Paramethoxymethamphetamine (PMA) is a designer-drug variant of MDMA–or at least an attempt at it. First synthesized in the 70’s, it never became popular as a recreational drug for two reasons: low amusement value and high toxicity.

MDMA’s documented effects include feelings of intimacy, a state of relaxation and euphoria, and rushes of exhilaration, as well as enhanced physical sensation. PMA produces somewhat similar effects at low doses–an increase in energy, minor visual hallucinations, and a mild euphoric state. At slightly higher doses, however, PMA suddenly increases the heart rate, blood pressure, and (aha!) body temperature. In one documented case, an individual had a recorded body temperature of 115 degrees F (46.1 C).

After death, a human body cools at the rate of roughly one-and-a-half degrees F per hour (<1 degree C), a process known as algor mortis. (Factors like ambient temperature, clothing, etc., affect the cooling rate.) After four hours, a body at 115 degrees F/46.1 C could have cooled down to 109 F/42.8 C. That’s close enough to the temperature reported in news accounts to make it unlikely somebody just made this up.

A notable difference between MDMA and PMA is that PMA takes about an hour to have a noticeable effect while MDMA takes about fifteen minutes. It’s believed that people overdose on PMA because they think it’s MDMA. After fifteen minutes with no results they take another “hit,” thinking the first one was no good. After another fifteen minutes passes and still nothing, they pop yet another and before you know it, the morgue has another resident.

The six deaths in the Orlando area really happened but the death toll doesn’t start or stop there. According to the Drug Enforcement Agency, PMA-related deaths in the U.S. go back as far as 1973. That same year nine people died in Canada from PMA ingestion. The next known deaths occurred over twenty years later, when PMA claimed ten more lives. Just recently, three more people died in the Chicago area. There are easier ways to raise your body temperature. Haven’t these guys ever heard of a Jacuzzi?

The author, Arthur Young (Hawk), graduated with a B.S. in pre-medical sciences in 1991, after which he went to work for the Acadiana Criminalistics Laboratory as a forensic biology specialist. He would like to extend his appreciation to Ms. Laurette Rapp and Mr. Kevin Ardoin, both of the chemistry section, for their assistance in writing this article.

DIRECT CITATIONS:

Del Cason, T.A., “A Re-examination of the Mono-methoxy Positional Ring Isomers of Amphetamine, Methamphetamine, and Phenyl-2-propanone” (a paper presented at the international CLIC meeting in Sydney, Australia, October, 2000).

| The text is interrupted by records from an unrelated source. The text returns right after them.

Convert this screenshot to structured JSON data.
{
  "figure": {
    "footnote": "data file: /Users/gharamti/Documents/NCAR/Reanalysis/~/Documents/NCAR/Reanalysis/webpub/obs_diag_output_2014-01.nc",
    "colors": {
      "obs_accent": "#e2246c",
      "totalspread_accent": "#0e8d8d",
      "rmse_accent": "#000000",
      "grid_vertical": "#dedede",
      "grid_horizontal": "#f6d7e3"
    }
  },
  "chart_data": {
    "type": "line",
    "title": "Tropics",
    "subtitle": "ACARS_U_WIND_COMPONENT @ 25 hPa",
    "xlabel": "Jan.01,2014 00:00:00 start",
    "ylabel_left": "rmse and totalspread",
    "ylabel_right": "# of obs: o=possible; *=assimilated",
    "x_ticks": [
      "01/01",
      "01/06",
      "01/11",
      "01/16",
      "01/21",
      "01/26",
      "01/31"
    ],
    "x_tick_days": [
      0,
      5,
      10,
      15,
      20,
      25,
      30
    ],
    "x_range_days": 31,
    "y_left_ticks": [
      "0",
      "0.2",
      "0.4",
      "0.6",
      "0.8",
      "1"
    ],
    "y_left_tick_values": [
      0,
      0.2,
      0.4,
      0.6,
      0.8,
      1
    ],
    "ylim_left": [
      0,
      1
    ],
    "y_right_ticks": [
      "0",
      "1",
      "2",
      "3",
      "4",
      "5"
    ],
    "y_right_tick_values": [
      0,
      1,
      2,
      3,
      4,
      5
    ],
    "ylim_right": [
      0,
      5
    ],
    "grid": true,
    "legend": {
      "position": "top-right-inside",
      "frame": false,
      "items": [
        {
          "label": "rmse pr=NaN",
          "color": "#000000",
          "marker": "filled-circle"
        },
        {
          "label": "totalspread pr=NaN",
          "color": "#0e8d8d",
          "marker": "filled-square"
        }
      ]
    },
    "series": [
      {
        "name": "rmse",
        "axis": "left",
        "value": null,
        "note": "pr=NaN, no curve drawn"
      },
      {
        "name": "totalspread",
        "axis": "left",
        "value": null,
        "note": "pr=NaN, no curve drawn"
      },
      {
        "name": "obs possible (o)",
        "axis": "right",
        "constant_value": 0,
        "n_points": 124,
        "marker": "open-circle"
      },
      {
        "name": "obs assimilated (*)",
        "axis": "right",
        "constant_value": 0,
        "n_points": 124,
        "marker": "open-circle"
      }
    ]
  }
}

West’s Louisiana Statutory Criminal Law and Procedure, 1994. West Publishing Company, St. Paul, Minnesota.

Website reference: http://www.dancesafe.org

Website reference: http://ramindy.sghms.ac.uk/~ltg/pma.htm

“Drugs 2001,” Playboy, January 2001, pp. 153-158.

Cloud, John, “Ecstasy: Happiness Is A Pill?” Time, June 5, 2000, pp. 63-68. CITATIONS LISTED IN DIRECT CITATIONS:

James, R.A., Dinan, A., “Hyperpyrexia Associated with Fatal Paramethoxyamphetamine (PMA) Abuse,” Medicine, Science and the Law, 38(1):83-85 (1998).

Lora-Tamayo, C., Tena, T., Rodriguez, A., “Amphetamine Derivative Related Deaths” [in Spain], Forensic Science International, 85(2):149-157 (1997).

Felgate, H.E., Felgate, P.D., James, R.A., Sims, D.N., Vozzo, D.C., “Recent Paramethoxyamphetamine Deaths,” Journal of Analytical Toxicology, 22(2):169-72 (1998).

Byard, R.W., Gilbert, J., James, R., Lokan, R.J., “Amphetamine Derivative Fatalities in South Australia: Is ‘Ecstasy’ the culprit?” American Journal of Forensic Medicine and Pathology, 19(3):261-265 (1998).

Coen, Jeff, “Overdoses Push Police to Spread Word on Ecstasy Lookalike Drugs,” Chicago Tribune, May 19, 2000.